DTC Supplement Company Seed Tackles Social Media Marketing On Its Own Terms By Sending Influencers To Seed University
Seed’s new social media initiative requires the influencers involved to have smarts, not simply high follower counts.
The company, which produces probiotic supplements for males and females, has unveiled Seed University, an interactive 59-minute educational course capped off by a final exam providing information on bacteria, the microbiome, probiotics and the brand as well as the Federal Trade Commission’s rules of endorsement and disclosure. Potential ambassadors must pass the final exam before Seed partners with them.
The Seed University course, which can be completed on Instagram Stories, started with the Seed team’s hypothesis: If we incentivize learning, could we inspire accountability? Seed University is part of an effort to push for what the brand calls “accountable influence.” Seed asks that posts from its influencer partners use the hashtags #accountable and #ad. The presumption behind the program is that it’s an effective sales driver to have brand partners understand and be able to share factual details of the science behind Seed’s formulations.
“Seed University democratizes education and conveys how we prioritize learning,” says Seed co-founder and co-CEO Ara Katz. “We believe empowering our community will build the best foundation, which, in turn, will lead to more engagement. It’s also a first-principles approach to social media, the very platforms where hyperbole and sensationalism are creating a lot of confusion and misinformation for consumers.”
Prior to revealing Seed University last month, Seed had fielded hundreds of influencers expressing interest in partnering with it, and Katz says the pool of potential advocates has grown by the day since the educational platform was announced. Seed plans to start with a pilot class of 100 partners, but Seed University will quickly grow beyond the initial one-hour program. In a post published on Medium last week, Katz outlined that Seed University “is built to scale with a ‘learn more, earn more’ approach as course offerings expand.”
Currently, there are no screening criteria to become a Seed partner other than passing Seed University’s final exam. Influencers choosing to partner with Seed are also under no obligation to stick with the brand for a given period or make a minimum number of posts. They only have to agree to accept the brand’s ShareASale terms, post with the hashtags #ad and #accountable, and adhere to FTC guidelines. ShareASale is an affiliate marketing network common in wellness and beauty influencer spheres.
After passing the Seed University course, Seed’s partners receive unique tracking links they can use to promote the brand on the platforms they speak to their community like Instagram, Twitter, blogs or podcasts. Commission is automatically calculated and paid out upon application of the tracking links.

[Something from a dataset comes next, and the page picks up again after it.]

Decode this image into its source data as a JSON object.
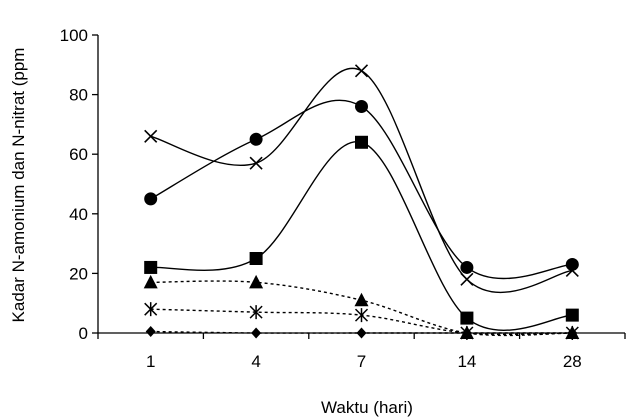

Members of Seed’s partner program pilot class receive 100% commission on the first month of a customer’s supplement subscription, $49.99 per subscription.
“To us, knowledge is more important than a sale, and money is not a requisite for participation in learning and our community.”
Three confirmed members of Seed University’s pilot class are former Essence wellness editor Siraad Sirshe, yoga instructor Claire Fountain, and sustainability expert and strategist Celine Semaan. Seed University has amassed over 1,500 followers on Instagram since June 10, while Seed’s main Instagram account has more than 35,000 followers.
The “accountable” hashtag is already widespread in fitness and wellness posts, with over 130,000 healthy meal, workout routines and fitspo quotes containing it on Instagram. No sponsored Seed posts are among the group yet, but the Seed team feels the rethinking of influencer marketing it’s advancing is long overdue and will gain traction in the near future. Katz concluded her Medium essay by urging fellow brand founders, “If you are a human at a company inspired to implement an #accountable program of your own, please be in touch—we’re happy to open-source our learnings.”
In a wellness segment not known for factual rigor, Seed’s influencer campaign fortifies its positioning as a science-driven brand heavy on research and learning. “While most brands or websites just want you to buy something and check out as fast as possible, we think education is foundational, especially when you’re purchasing something for your health,” says Katz. “To us, knowledge is more important than a sale, and money is not a requisite for participation in learning and our community.”
Seed boasts an advisory board with 11 scientists, doctors, researchers and authors, and the probiotic strains incorporated into its products have been examined in 23 human clinical studies. The company’s chief scientist Gregor Reid has 35 years of microbial research under his belt and chaired the World Health Organization panel that created the global definition of the term “probiotics.”
It took Katz, who co-founded the shopping platform Spring prior to Seed, and co-founder and co-CEO Raja Dhir three years to perfect the male and female synbiotic formulas they launched Seed with and, in the year since the brand’s launch, it’s completely redesigned its supplement’s capsule technology to improve the delivery system and safeguard probiotic viability.
To get Seed off the ground, Katz and Dhir raised a round of funding for an undisclosed amount. Investors include actresses Cameron Diaz and Jessica Biel, and institutional backers 8VC, BOLD Capital, Founders Fund, Collaborative Fund, Greycroft, The Chernin Group, Box Group and Cross Culture Ventures.